Texte intégral
Évoquant la catastrophe des Shetland, Brice Lalonde voit rouge, qu'il parle de la pression internationale des sociétés pétrolières ou du manque de préparation de la France à une situation de crise. Quelle fut sa première réaction à l'annonce de l'accident ?
La rage de l'état pur. Comment l'Europe peut-elle exiger de plus en plus de civisme de ses habitants et organiser un tel laxisme ! En France, et ailleurs, personne n'est vraiment en charge de la mer.
Le journal du Dimanche : Et quand vous étiez au gouvernement ?
Brice Lalonde : J'étais contraint de mener une bataille aussi stupide que permanente avec l'administration du ministère de la Mer. Jamais je n'étais consulté et quand je partais sur les lieux d'une marée, je le faisais quasiment clandestinement, oubliant de prévenir de gouvernement. Au ministre de l'Environnement, on demande de nettoyer la plage, de réchauffer les pingouins et de ne pas e mêler des choses sérieuses. J'ai dû me battre pied à pied.
Le journal du Dimanche : Et au niveau international ?
Brice Lalonde : L'Organisation maritime internationale est d'une lourdeur incroyable. Elle fonctionne mal parce que les conventions qu'elle prépare ne peuvent entrer en vigueur que lorsque les pays qui les ratifient représentent au moins 50 % du trafic maritime. Ce qui revient à mettre l'avenir de la mer entre les mains des nations concentrant… les pavillons de complaisance.
Le journal du Dimanche : Mais il y a quand même des contrôles ?
Brice Lalonde : En mer, c'est d'abord la loi des pirates qui règne, pas celle des politiques qui ont tendance à abdiquer toute volonté. Alors, les compagnies pétrolières usent leurs bateaux jusqu'à la corde, jusqu'au naufrage. Ceux qui naviguent sous pavillon de complaisance fonctionnent le plus souvent avec des équipages, comme celui du Braer, qui ne possèdent aucune langue commune à tout le monde. C'est la dernière forme d'exploitation du tiers monde : confier des responsabilités énormes à des gens qui ne sont pas qualifiés.
Le journal du Dimanche : Reconnaissez que ce n'est pas le cas en France…
Brice Lalonde : Pas directement. Mais plusieurs compagnies affrètent indirectement des navires battant pavillon de complaisance. La France est même en train d'inventer une immatriculation de bateaux dans les îles Kerguelen… Ici comme ailleurs, on résiste aux mesures de protection.

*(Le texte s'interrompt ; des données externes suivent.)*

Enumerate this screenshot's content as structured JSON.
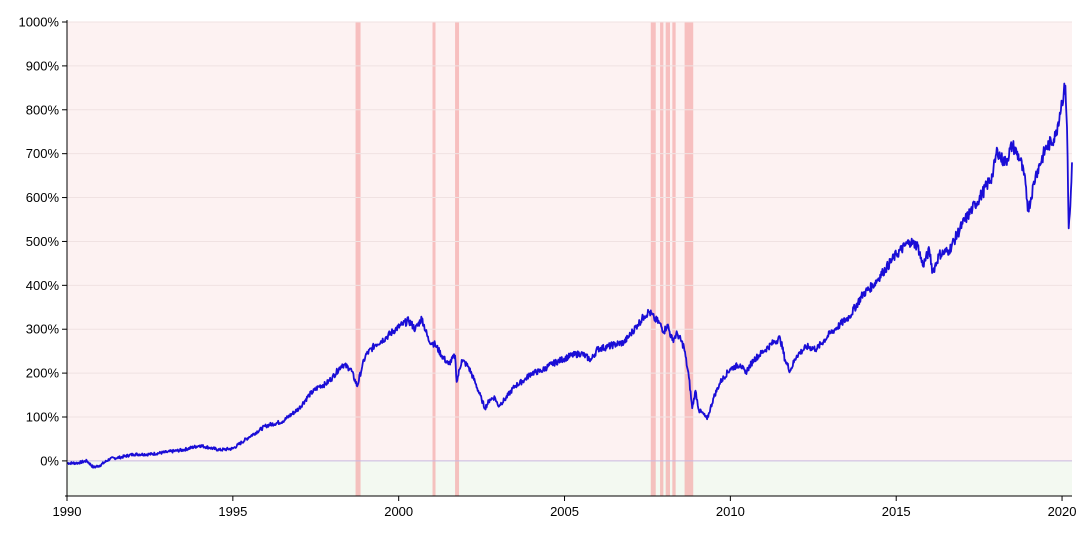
{
  "chart_data": {
    "type": "line",
    "title": "",
    "xlabel": "",
    "ylabel": "",
    "xlim": [
      1990,
      2020.3
    ],
    "ylim": [
      -80,
      1000
    ],
    "grid": "horizontal",
    "x_ticks": [
      1990,
      1995,
      2000,
      2005,
      2010,
      2015,
      2020
    ],
    "x_tick_labels": [
      "1990",
      "1995",
      "2000",
      "2005",
      "2010",
      "2015",
      "2020"
    ],
    "y_ticks": [
      0,
      100,
      200,
      300,
      400,
      500,
      600,
      700,
      800,
      900,
      1000
    ],
    "y_tick_labels": [
      "0%",
      "100%",
      "200%",
      "300%",
      "400%",
      "500%",
      "600%",
      "700%",
      "800%",
      "900%",
      "1000%"
    ],
    "background_regions": [
      {
        "range": "above-zero",
        "color": "#fdf2f2"
      },
      {
        "range": "below-zero",
        "color": "#f3f9f1"
      }
    ],
    "highlight_periods": [
      [
        1998.7,
        1998.85
      ],
      [
        2001.02,
        2001.1
      ],
      [
        2001.7,
        2001.82
      ],
      [
        2007.6,
        2007.75
      ],
      [
        2007.88,
        2007.98
      ],
      [
        2008.05,
        2008.18
      ],
      [
        2008.25,
        2008.35
      ],
      [
        2008.62,
        2008.88
      ]
    ],
    "series": [
      {
        "color": "#1a0dd6",
        "x": [
          1990.0,
          1990.3,
          1990.6,
          1990.8,
          1991.0,
          1991.3,
          1991.6,
          1992.0,
          1992.5,
          1993.0,
          1993.5,
          1994.0,
          1994.3,
          1994.6,
          1995.0,
          1995.5,
          1996.0,
          1996.5,
          1997.0,
          1997.3,
          1997.6,
          1997.8,
          1998.0,
          1998.3,
          1998.55,
          1998.75,
          1998.9,
          1999.0,
          1999.3,
          1999.6,
          1999.9,
          2000.1,
          2000.3,
          2000.5,
          2000.7,
          2000.9,
          2001.1,
          2001.3,
          2001.5,
          2001.7,
          2001.75,
          2001.9,
          2002.1,
          2002.3,
          2002.5,
          2002.6,
          2002.75,
          2002.9,
          2003.0,
          2003.2,
          2003.5,
          2003.8,
          2004.0,
          2004.3,
          2004.6,
          2004.9,
          2005.2,
          2005.5,
          2005.8,
          2006.0,
          2006.3,
          2006.5,
          2006.8,
          2007.0,
          2007.2,
          2007.4,
          2007.55,
          2007.7,
          2007.85,
          2008.0,
          2008.1,
          2008.25,
          2008.4,
          2008.6,
          2008.75,
          2008.85,
          2008.95,
          2009.05,
          2009.15,
          2009.3,
          2009.5,
          2009.7,
          2010.0,
          2010.3,
          2010.45,
          2010.7,
          2011.0,
          2011.3,
          2011.5,
          2011.65,
          2011.8,
          2012.0,
          2012.3,
          2012.6,
          2013.0,
          2013.3,
          2013.6,
          2014.0,
          2014.3,
          2014.6,
          2015.0,
          2015.4,
          2015.65,
          2015.8,
          2016.0,
          2016.1,
          2016.3,
          2016.6,
          2017.0,
          2017.3,
          2017.6,
          2017.9,
          2018.05,
          2018.15,
          2018.3,
          2018.5,
          2018.75,
          2018.9,
          2018.98,
          2019.2,
          2019.5,
          2019.8,
          2020.0,
          2020.1,
          2020.15,
          2020.2,
          2020.25,
          2020.3
        ],
        "y": [
          -5,
          -5,
          0,
          -15,
          -10,
          5,
          8,
          15,
          15,
          20,
          25,
          35,
          30,
          25,
          28,
          55,
          80,
          90,
          120,
          150,
          170,
          175,
          190,
          220,
          210,
          170,
          215,
          240,
          265,
          280,
          300,
          310,
          320,
          300,
          325,
          275,
          265,
          240,
          220,
          240,
          180,
          230,
          215,
          180,
          140,
          120,
          140,
          145,
          125,
          140,
          170,
          185,
          200,
          205,
          220,
          230,
          240,
          245,
          230,
          255,
          260,
          265,
          270,
          290,
          310,
          330,
          340,
          325,
          315,
          295,
          310,
          275,
          290,
          260,
          190,
          120,
          160,
          115,
          110,
          95,
          145,
          180,
          210,
          220,
          200,
          230,
          250,
          270,
          280,
          230,
          205,
          240,
          260,
          255,
          290,
          310,
          330,
          380,
          400,
          430,
          470,
          500,
          490,
          445,
          480,
          430,
          470,
          480,
          540,
          575,
          610,
          650,
          710,
          690,
          680,
          720,
          685,
          630,
          570,
          650,
          710,
          740,
          820,
          855,
          760,
          530,
          580,
          680
        ]
      }
    ]
  }
}
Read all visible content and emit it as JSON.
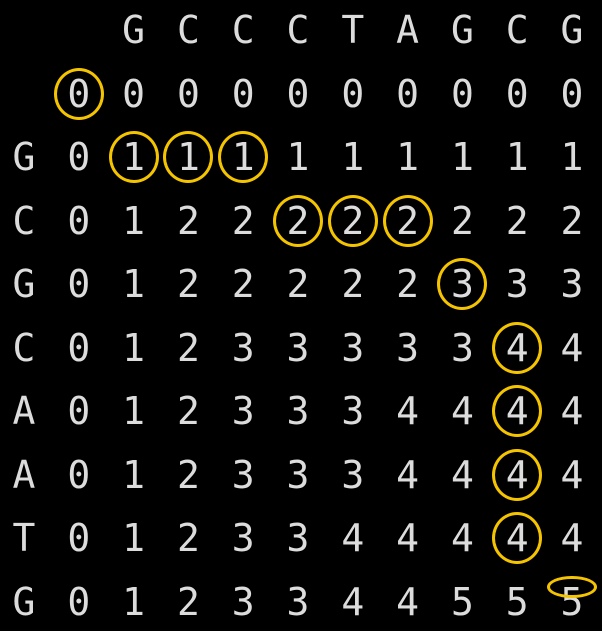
{
  "table": {
    "col_headers": [
      "",
      "",
      "G",
      "C",
      "C",
      "C",
      "T",
      "A",
      "G",
      "C",
      "G"
    ],
    "rows": [
      {
        "label": "",
        "values": [
          "0",
          "0",
          "0",
          "0",
          "0",
          "0",
          "0",
          "0",
          "0",
          "0"
        ]
      },
      {
        "label": "G",
        "values": [
          "0",
          "1",
          "1",
          "1",
          "1",
          "1",
          "1",
          "1",
          "1",
          "1"
        ]
      },
      {
        "label": "C",
        "values": [
          "0",
          "1",
          "2",
          "2",
          "2",
          "2",
          "2",
          "2",
          "2",
          "2"
        ]
      },
      {
        "label": "G",
        "values": [
          "0",
          "1",
          "2",
          "2",
          "2",
          "2",
          "2",
          "3",
          "3",
          "3"
        ]
      },
      {
        "label": "C",
        "values": [
          "0",
          "1",
          "2",
          "3",
          "3",
          "3",
          "3",
          "3",
          "4",
          "4"
        ]
      },
      {
        "label": "A",
        "values": [
          "0",
          "1",
          "2",
          "3",
          "3",
          "3",
          "4",
          "4",
          "4",
          "4"
        ]
      },
      {
        "label": "A",
        "values": [
          "0",
          "1",
          "2",
          "3",
          "3",
          "3",
          "4",
          "4",
          "4",
          "4"
        ]
      },
      {
        "label": "T",
        "values": [
          "0",
          "1",
          "2",
          "3",
          "3",
          "4",
          "4",
          "4",
          "4",
          "4"
        ]
      },
      {
        "label": "G",
        "values": [
          "0",
          "1",
          "2",
          "3",
          "3",
          "4",
          "4",
          "5",
          "5",
          "5"
        ]
      }
    ],
    "highlighted_cells": [
      [
        0,
        0
      ],
      [
        1,
        1
      ],
      [
        1,
        2
      ],
      [
        1,
        3
      ],
      [
        2,
        4
      ],
      [
        2,
        5
      ],
      [
        2,
        6
      ],
      [
        3,
        7
      ],
      [
        4,
        8
      ],
      [
        5,
        8
      ],
      [
        6,
        8
      ],
      [
        7,
        8
      ],
      [
        8,
        9
      ]
    ]
  },
  "colors": {
    "background": "#000000",
    "text": "#dcdcdc",
    "highlight": "#f5c400"
  }
}
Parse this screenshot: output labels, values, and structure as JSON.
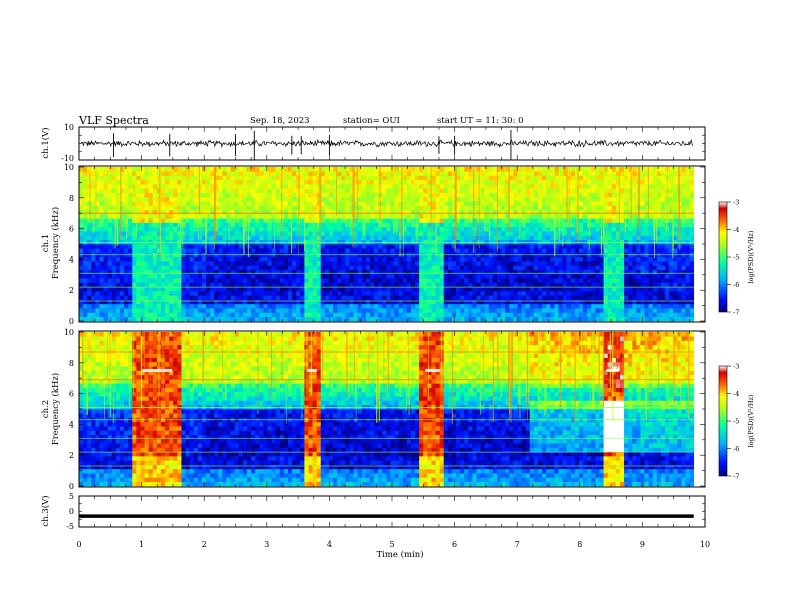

Un système d'alarme automatique
Le journal du Dimanche : La Bretagne n'est-elle pas bien protégée ?
Brice Lalonde : Oui. Ce rail et la surveillance maritime au large de Brest, c'est une réussite. Mais on laisse mourir à petit feu le CEDRE, l'organisme chargé d'organiser la lutte contre les marées noires, et les préfets maritimes sont en général parfaitement incompétents dans ce domaine. Cela ne les intéresse pas. À chaque fois que j'ai demandé des rapports, l'administration de la Mer a été incapable de me les fournir. Quand on pense que l'on stocke encore partout des dispersants lors que tous les scientifiques expliquent que ces produits sont encore plus nocifs que le pétrole ! En plus, il faudrait un service de garde-côtes ne dépendant pas de l'armée, ayant pour seule mission la surveillance d des infractions maritimes, comme aux États-Unis. Que le gouvernement français réponde enfin à la question que j'avais posée quand j'étais ministre : comment luttera-t-on contre une marée noire, quelle est la doctrine officielle ?
Le journal du Dimanche : On ne va quand même pas surveiller les navires de force ?
Brice Lalonde : Si, ce serait facile. Les bateaux d e course du Globe Challenge, on sait à tout moment où ils sont, et cela ne coûte pas une fortune. Pourquoi ne pas en faire autant avec tous les pétroliers et transporteurs de matières dangereuses ? Avec alarme automatique quand ils s'approchent trop près d'une côte.
Le journal du Dimanche : Mais la France peut-elle agir seule ?
Brice Lalonde : Pourquoi pas ? Dans certains domaines, il faut prendre des initiatives, entraîner les autres, prendre des mesure s à deux ou à trois.
Le journal du Dimanche : Au risque de créer des difficultés économiques ?
Brice Lalonde : Que l'on cesse de dire que l'écologie s'oppose à l'économie ! Si on agit, si on contraint les pétroliers à changer plus rapidement leurs bateaux, cela donnera du travail aux chantiers navals. Que les Français sachent que les compagnies pétrolières ne sont pas dans le besoin, qu'elles peuvent payer largement ce qui leur est demandé. On ne va quand même pas pleurer sur leur compte.